Epstein Barr Virus and Autoimmune Disease
Gut dysbiosis, underlying infections (both viral and bacterial), leaky gut, nutrient deficiencies, food sensitivities, and toxin overload are major factors in autoimmunity.
People with autoimmune conditions have an elevated microbial load, disrupted microbiome, mitochondrial dysfunction from toxin exposures, and nutritional deficiencies. As the pieces to the autoimmune puzzle are identified, the root causes can be addressed systematically by peeling away the layers of the onion and building a strong foundation through diet, nutrition, toxic exposure elimination, lifestyle, and environmental interventions.
A viral protein found in EBV-infected human cells may activate genes associated with an increased risk for autoimmunity. [Nature Genetics] The Epstein Barr Virus attacks the pancreas's beta cells, leading to type 1 diabetes and other autoimmune conditions.

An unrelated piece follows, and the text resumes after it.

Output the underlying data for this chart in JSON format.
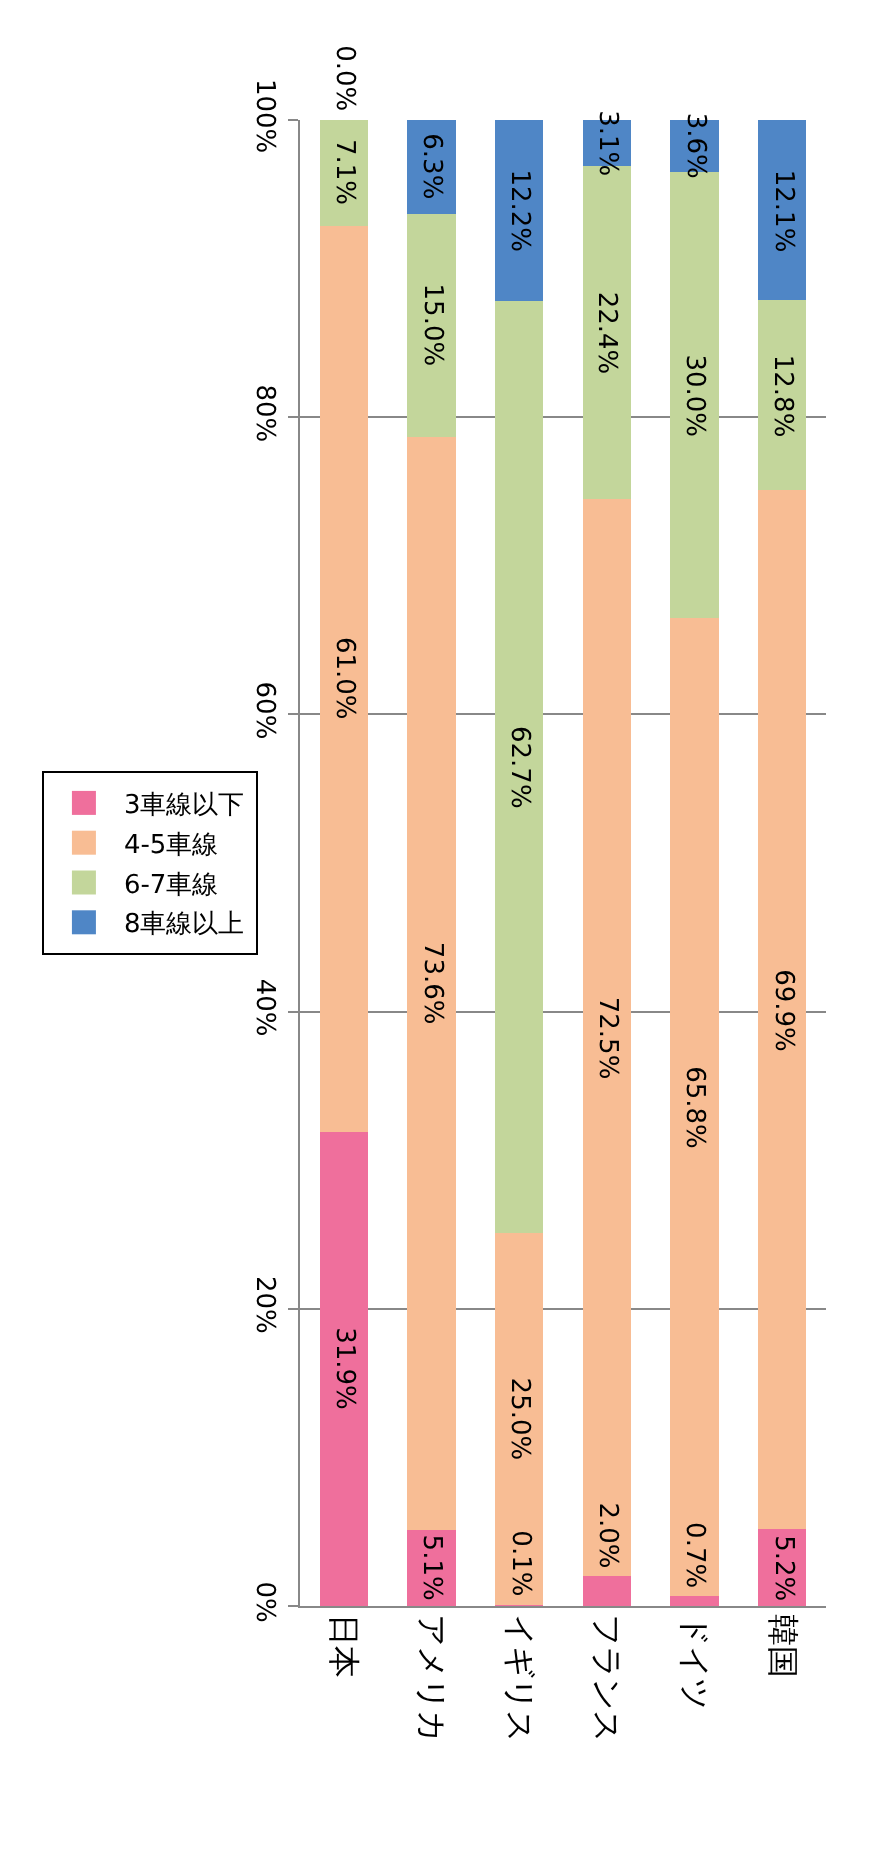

Studies have shown high viral loads of active EBV in a high percentage of patients with a variety of autoimmune diseases, including rheumatoid arthritis, lupus, Sjögren’s, type 1 diabetes, autoimmune hepatitis, MS, autoimmune thyroiditis (Hashimoto’s and Grave’s), inflammatory bowel diseases (Crohn’s and ulcerative colitis), and other chronic autoimmune diseases. [Autoimmune Dis. 2012]
A longitudinal study determined that the strongest known risk factor for multiple sclerosis is infection with EBV. Compared with healthy controls, the hazard of developing MS is approximately 15 times higher among individuals infected with EBV in childhood and about 30 times higher among those infected with EBV in adolescence or later in life.